The author calls upon John Wesley’s concept of stewardship, that human beings can never truly be owners of anything, only stewards accountable to the Owner of creation, who are not free to anything they want with their property but only what the Master demands from them (145). The right to private property, therefore, because of the God’s sovereignty, is not absolute. It seems as if those who say they are defending liberty are actually fighting for the freedom of the few. God chooses to exist in covenant with the least of these, the preferential option for the poor, for the sake of both the rich and the poor (126; 153).

Chapter 6 “Conclusion: The Turning of the Tide: Theology, Religion, and Economics:
At the heart of Christianity, there is the sense that life in the Savior means not belonging to the ways of this world (153). By common good, Joerg Reiger does not just simply mean “equal distribution.” He asks, “Do all people have the opportunity to develop and employ their creativity for the common good” (157)? Common interest theology and economics must start from the bottom up, as we begin to hear the cry of those who suffer oppression, the transcendent calling us to an alternative form of immanence (160).

The Academy: Theological Studies & Economics
No Rising Tide should be considered a key contribution to the emerging interdisciplinary research happening in theology and economics. I would recommend this text to religious studies scholars who would like to know where to begin to start doing research on this topic. More studies such as these are needed not only in the area of Christology, but perhaps someday, pneumatology, biblical studies, theological anthropology, and ecclesiology as well.

The Church: Ministering to Children and Youth Under Pressure
No Rising Tide may mean for ministry a class of clergy dedicated to dismantling the current arrangement of economic relationships in the name of the future, for the sake of our children. Perhaps a church desiring to share the Good News of Christ Jesus with children and youth under pressure may have to dispense with programs in its own building and get out into the streets, and confronting child homelessness and exploitation (Rieger, 115; 149)

I. Note: In terms of traditional federalist political terms (i.e., the separation of powers), this ruling must be considered an act of judicial activism which has never been appealed. In matters pertaining to commerce and the “general welfare,” the power to define of what a corporation is and isn’t should be left in the hands of the state and national legislative branches.

II. Note: For example of this, see Tea Party darling and freshman Senator Rand Paul of KY and his interview with CNN on how there is “no upper class, middle class, or lower class.”: (The Young Turks Network last viewed on 5/31/11)

III. The theological implication of divine maleness is that g*d’s representative should be male, and therefore any departure from that paradigm deserves less in terms of status.

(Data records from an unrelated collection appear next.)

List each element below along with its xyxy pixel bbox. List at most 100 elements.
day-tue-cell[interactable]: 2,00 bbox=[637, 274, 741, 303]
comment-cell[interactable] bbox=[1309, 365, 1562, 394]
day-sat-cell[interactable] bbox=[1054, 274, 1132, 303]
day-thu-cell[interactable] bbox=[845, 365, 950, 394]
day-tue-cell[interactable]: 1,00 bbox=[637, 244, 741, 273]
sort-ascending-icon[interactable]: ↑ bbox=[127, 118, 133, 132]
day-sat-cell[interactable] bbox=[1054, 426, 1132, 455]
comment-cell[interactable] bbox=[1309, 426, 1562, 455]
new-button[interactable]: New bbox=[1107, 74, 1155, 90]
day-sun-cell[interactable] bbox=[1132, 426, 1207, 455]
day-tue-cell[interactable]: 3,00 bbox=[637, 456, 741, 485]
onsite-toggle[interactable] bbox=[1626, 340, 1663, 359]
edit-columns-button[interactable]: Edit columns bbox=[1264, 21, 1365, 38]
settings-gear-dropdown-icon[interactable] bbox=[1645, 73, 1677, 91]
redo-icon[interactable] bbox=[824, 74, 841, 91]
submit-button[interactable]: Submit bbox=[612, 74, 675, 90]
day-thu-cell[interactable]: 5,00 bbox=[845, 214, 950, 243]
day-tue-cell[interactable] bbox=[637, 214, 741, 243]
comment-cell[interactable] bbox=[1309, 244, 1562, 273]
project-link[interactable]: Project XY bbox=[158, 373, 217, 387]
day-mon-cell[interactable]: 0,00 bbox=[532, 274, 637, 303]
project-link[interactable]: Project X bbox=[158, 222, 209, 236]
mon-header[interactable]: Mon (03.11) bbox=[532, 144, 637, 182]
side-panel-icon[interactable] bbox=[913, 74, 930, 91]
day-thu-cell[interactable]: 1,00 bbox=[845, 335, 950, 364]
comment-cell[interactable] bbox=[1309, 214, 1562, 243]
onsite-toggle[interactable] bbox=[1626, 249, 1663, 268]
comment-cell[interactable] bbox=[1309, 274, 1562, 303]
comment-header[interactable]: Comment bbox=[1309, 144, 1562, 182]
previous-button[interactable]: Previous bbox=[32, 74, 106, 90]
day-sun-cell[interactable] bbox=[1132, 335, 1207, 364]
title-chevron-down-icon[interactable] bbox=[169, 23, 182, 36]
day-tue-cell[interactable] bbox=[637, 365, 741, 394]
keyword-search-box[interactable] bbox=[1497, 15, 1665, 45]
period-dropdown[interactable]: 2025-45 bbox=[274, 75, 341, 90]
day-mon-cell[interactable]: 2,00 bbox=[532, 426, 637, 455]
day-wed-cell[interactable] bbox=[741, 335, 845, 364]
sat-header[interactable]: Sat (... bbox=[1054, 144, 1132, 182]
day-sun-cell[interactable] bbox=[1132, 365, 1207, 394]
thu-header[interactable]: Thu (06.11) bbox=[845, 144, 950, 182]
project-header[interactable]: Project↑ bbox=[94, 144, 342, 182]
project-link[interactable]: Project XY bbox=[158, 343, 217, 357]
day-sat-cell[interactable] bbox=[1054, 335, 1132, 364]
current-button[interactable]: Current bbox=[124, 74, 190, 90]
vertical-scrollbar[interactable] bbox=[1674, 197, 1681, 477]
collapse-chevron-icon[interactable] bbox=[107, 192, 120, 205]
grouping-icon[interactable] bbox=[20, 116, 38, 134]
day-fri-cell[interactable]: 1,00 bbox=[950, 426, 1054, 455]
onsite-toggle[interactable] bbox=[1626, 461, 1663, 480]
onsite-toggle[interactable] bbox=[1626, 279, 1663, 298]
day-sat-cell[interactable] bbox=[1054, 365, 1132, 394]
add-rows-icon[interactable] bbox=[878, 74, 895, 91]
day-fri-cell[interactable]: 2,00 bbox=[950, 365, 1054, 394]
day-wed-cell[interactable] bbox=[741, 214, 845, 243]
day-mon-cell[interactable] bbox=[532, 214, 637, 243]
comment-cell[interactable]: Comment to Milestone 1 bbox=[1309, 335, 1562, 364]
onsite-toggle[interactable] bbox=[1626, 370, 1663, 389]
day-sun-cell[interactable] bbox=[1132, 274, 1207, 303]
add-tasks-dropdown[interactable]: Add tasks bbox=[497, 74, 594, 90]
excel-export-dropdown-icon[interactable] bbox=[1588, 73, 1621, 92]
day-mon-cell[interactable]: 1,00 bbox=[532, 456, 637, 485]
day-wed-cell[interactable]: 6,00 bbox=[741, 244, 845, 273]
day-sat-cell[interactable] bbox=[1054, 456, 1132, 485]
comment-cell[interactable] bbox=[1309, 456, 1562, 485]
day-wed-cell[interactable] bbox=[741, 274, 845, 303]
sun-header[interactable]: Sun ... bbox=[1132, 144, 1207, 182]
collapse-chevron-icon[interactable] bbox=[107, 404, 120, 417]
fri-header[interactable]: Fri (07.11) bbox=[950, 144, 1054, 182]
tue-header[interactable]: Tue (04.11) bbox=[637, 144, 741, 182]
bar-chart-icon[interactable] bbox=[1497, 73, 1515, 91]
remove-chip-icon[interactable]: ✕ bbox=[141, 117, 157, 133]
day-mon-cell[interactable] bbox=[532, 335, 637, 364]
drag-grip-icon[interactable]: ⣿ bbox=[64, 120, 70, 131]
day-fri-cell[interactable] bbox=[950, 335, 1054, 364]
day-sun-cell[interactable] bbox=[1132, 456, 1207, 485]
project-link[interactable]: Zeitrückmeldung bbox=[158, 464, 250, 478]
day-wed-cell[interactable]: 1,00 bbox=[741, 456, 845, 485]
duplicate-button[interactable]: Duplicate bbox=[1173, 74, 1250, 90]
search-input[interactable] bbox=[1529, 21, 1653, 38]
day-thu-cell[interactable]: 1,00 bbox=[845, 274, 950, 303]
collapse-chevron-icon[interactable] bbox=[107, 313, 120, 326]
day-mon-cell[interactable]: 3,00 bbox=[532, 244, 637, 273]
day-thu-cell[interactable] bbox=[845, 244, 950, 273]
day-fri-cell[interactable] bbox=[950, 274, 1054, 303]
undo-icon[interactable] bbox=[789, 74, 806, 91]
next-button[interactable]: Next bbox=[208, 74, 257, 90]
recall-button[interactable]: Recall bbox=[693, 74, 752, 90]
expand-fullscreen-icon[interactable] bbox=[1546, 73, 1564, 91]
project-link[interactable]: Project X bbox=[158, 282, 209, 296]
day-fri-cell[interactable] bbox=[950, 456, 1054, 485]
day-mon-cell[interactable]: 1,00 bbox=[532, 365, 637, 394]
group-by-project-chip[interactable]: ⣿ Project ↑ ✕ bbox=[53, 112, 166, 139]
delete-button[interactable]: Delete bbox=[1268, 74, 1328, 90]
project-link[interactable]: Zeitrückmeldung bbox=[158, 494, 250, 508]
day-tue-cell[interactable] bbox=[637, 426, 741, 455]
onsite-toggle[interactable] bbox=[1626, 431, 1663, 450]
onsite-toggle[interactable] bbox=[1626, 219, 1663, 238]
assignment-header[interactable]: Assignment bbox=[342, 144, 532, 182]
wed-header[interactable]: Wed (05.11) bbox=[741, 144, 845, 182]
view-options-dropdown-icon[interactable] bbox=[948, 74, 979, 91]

IV. An example of this from pop culture is the conclusion to film maker Michael Moore’s documentary, Capitalism: A Love Story

V. Note: I owe a debt of gratitude to minister and fellow co-blogger at Political Jesus, Chad Presley, for coming up with the term, “separation of corporation and state” especially in a financial system, supposedly a “free-market” where corporations are the beneficiaries of favorable government treatment, depending who is in power at the time. Likewise, there needs to be a decided push in the church for the separation of Mammon and Church, as one sees that this problem comes into clear view when dealing with the issue of a pastor’s salary, and how it is determined by her “singing the right tune” for the congregation rather than prophetically providing a Gospel word that may be disorienting.